Rearrange to form a quadratic equation:

\(2x^2 - (3+k)x + (1-k^2) = 0\)

For the curve and line to meet, the discriminant \(b^2 - 4ac\) must be non-negative:

\((3+k)^2 - 4 \times 2 \times (1-k^2) \geq 0\)

\(9 + 6k + k^2 - 8 + 8k^2 \geq 0\)

\(9k^2 + 6k + 1 \geq 0\)

\((3k + 1)^2 \geq 0\)

This is always true, hence the curve and line meet for all values of \(k\).

(ii) For the line to be tangent to the curve, the discriminant must be zero:

\((3+k)^2 - 4 \times 2 \times (1-k^2) = 0\)

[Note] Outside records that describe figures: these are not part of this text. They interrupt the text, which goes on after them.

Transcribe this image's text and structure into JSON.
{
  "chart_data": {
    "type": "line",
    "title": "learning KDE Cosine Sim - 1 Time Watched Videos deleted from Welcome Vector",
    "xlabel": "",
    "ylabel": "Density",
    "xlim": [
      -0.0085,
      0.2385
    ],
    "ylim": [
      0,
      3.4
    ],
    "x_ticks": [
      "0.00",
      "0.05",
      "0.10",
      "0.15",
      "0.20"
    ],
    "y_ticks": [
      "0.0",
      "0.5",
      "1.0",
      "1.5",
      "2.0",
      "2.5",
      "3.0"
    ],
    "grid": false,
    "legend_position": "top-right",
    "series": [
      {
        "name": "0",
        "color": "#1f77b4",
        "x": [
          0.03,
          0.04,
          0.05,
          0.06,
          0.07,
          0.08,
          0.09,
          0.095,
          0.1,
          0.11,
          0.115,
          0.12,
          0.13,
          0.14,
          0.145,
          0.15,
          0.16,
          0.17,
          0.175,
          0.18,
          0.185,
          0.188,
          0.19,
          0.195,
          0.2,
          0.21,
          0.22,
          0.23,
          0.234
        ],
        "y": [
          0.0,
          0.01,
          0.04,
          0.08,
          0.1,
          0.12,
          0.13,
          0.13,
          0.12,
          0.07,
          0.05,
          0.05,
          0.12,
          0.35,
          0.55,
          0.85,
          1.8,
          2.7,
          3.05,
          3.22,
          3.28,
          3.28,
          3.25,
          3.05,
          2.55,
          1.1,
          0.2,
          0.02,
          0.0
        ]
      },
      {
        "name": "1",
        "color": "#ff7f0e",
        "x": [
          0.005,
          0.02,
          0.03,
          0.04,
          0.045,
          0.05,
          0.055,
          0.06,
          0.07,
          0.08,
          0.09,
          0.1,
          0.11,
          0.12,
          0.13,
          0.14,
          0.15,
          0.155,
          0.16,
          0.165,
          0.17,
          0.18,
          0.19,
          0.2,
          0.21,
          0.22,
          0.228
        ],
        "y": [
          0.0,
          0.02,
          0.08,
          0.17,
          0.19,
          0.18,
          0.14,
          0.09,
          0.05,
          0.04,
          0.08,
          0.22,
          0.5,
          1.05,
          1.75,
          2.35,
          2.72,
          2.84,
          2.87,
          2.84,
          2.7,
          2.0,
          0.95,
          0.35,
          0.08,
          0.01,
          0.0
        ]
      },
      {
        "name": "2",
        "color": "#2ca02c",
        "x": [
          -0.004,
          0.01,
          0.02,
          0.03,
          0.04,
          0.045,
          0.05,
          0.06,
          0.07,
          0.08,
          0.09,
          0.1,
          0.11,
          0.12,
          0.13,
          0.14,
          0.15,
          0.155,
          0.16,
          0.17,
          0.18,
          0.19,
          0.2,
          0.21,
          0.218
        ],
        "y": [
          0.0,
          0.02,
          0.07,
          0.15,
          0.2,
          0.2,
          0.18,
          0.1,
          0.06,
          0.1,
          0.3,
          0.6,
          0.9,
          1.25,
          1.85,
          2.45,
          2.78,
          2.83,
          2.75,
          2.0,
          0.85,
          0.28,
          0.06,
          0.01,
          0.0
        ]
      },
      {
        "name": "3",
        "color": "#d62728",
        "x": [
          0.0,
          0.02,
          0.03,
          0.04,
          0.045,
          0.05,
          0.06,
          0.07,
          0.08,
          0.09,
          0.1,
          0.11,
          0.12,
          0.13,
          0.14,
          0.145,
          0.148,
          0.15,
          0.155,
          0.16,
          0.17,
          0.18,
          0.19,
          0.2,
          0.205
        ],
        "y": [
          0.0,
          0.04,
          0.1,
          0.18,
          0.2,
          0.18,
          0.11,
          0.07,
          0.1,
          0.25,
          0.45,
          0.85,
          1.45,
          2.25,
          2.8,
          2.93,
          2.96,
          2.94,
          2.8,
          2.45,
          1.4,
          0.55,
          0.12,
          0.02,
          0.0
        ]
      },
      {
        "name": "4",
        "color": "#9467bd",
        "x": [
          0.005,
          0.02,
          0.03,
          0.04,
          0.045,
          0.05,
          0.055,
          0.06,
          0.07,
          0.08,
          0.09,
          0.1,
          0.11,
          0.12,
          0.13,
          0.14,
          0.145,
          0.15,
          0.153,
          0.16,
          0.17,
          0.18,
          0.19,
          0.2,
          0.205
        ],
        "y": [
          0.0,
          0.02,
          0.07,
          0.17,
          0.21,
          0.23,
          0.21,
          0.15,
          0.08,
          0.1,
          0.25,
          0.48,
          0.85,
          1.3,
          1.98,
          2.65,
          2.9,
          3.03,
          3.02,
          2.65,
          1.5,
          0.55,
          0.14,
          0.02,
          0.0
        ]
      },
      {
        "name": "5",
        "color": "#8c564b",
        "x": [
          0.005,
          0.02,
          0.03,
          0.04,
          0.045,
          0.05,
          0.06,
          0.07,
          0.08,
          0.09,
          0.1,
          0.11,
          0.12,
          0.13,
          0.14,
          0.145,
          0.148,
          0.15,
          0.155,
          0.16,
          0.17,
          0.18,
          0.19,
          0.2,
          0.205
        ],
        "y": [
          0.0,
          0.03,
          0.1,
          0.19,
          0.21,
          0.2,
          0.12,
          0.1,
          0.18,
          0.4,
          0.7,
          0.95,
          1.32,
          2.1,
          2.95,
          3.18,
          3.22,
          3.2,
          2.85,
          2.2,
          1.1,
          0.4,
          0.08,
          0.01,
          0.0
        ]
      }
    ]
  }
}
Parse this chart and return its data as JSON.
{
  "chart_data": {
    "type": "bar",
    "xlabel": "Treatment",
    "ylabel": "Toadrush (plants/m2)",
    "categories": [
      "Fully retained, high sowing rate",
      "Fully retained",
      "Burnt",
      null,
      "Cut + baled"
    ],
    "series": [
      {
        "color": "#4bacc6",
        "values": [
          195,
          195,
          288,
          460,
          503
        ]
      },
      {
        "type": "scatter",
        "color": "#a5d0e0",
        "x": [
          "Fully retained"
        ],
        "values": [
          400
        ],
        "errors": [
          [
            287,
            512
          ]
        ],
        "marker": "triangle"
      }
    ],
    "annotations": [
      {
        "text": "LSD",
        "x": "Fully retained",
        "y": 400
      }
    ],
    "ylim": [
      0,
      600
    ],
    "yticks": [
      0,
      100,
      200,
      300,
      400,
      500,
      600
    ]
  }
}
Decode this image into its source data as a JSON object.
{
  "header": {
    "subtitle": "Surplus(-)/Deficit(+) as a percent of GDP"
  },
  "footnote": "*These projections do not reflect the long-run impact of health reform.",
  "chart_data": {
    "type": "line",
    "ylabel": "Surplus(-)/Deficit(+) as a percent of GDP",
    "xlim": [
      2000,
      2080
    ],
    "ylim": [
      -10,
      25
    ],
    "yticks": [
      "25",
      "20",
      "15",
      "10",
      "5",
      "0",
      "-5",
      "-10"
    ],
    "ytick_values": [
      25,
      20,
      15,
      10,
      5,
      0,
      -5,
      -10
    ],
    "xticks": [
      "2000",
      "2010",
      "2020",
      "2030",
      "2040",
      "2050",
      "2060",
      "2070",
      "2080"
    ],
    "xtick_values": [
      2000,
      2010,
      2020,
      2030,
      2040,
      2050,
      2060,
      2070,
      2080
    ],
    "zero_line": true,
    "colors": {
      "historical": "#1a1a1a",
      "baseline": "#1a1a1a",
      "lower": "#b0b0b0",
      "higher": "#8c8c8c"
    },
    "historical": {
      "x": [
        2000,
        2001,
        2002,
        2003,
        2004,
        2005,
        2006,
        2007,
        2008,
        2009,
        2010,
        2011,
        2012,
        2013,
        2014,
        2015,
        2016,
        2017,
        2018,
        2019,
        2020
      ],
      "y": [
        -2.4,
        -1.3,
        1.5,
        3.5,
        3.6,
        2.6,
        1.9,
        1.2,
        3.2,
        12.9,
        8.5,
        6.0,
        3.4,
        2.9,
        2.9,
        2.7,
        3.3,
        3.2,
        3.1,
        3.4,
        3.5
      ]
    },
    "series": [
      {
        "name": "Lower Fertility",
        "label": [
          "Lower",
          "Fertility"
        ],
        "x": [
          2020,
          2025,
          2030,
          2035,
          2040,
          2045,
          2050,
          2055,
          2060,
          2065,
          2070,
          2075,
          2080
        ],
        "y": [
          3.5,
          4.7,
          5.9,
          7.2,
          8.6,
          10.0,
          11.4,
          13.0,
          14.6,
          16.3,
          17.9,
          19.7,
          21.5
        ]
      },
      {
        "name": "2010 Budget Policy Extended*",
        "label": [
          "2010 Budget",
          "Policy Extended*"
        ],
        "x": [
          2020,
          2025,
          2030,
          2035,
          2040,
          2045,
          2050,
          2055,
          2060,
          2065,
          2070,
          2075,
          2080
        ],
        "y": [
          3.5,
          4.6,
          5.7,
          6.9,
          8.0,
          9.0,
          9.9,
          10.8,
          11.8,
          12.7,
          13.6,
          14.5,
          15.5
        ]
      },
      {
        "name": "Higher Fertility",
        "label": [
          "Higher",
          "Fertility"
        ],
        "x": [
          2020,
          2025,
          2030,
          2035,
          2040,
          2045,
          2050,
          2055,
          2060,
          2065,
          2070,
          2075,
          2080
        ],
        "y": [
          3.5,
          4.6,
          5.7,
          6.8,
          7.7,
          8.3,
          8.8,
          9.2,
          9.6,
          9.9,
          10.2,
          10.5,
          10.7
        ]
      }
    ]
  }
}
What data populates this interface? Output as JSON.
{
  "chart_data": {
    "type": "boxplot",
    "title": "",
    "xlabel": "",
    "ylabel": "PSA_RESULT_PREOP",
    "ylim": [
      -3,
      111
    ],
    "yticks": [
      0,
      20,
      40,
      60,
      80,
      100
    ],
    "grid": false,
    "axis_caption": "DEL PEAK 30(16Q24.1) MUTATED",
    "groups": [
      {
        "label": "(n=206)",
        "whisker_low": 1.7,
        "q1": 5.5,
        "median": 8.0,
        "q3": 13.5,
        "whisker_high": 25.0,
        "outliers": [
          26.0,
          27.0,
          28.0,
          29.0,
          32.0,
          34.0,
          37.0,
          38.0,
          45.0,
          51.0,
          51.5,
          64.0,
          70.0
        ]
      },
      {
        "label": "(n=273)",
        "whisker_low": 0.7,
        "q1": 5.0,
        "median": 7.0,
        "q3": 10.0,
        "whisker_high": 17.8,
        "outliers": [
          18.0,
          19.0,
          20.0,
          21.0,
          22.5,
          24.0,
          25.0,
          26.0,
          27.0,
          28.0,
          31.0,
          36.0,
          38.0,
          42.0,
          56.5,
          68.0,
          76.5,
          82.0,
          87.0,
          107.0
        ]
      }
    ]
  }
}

\(9 + 6k + k^2 - 8 + 8k^2 = 0\)

\(9k^2 + 6k + 1 = 0\)

Solving for \(k\), we find \(k = -\frac{1}{3}\).

Substitute \(k = -\frac{1}{3}\) into the line equation:

\(y = -\frac{1}{3}x + \left(-\frac{1}{3}\right)^2 = -\frac{1}{3}x + \frac{1}{9}\)

Equate with the curve equation:

\(2x^2 - 3x + 1 = -\frac{1}{3}x + \frac{1}{9}\)

\(2x^2 - \frac{8}{3}x + \frac{8}{9} = 0\)

Solving gives \(x = \frac{2}{3}\).

Substitute \(x = \frac{2}{3}\) back into the line equation to find \(y\):

\(y = -\frac{1}{3} \times \frac{2}{3} + \frac{1}{9} = -\frac{1}{9}\)

Thus, the point of tangency is \(\left( \frac{2}{3}, -\frac{1}{9} \right)\).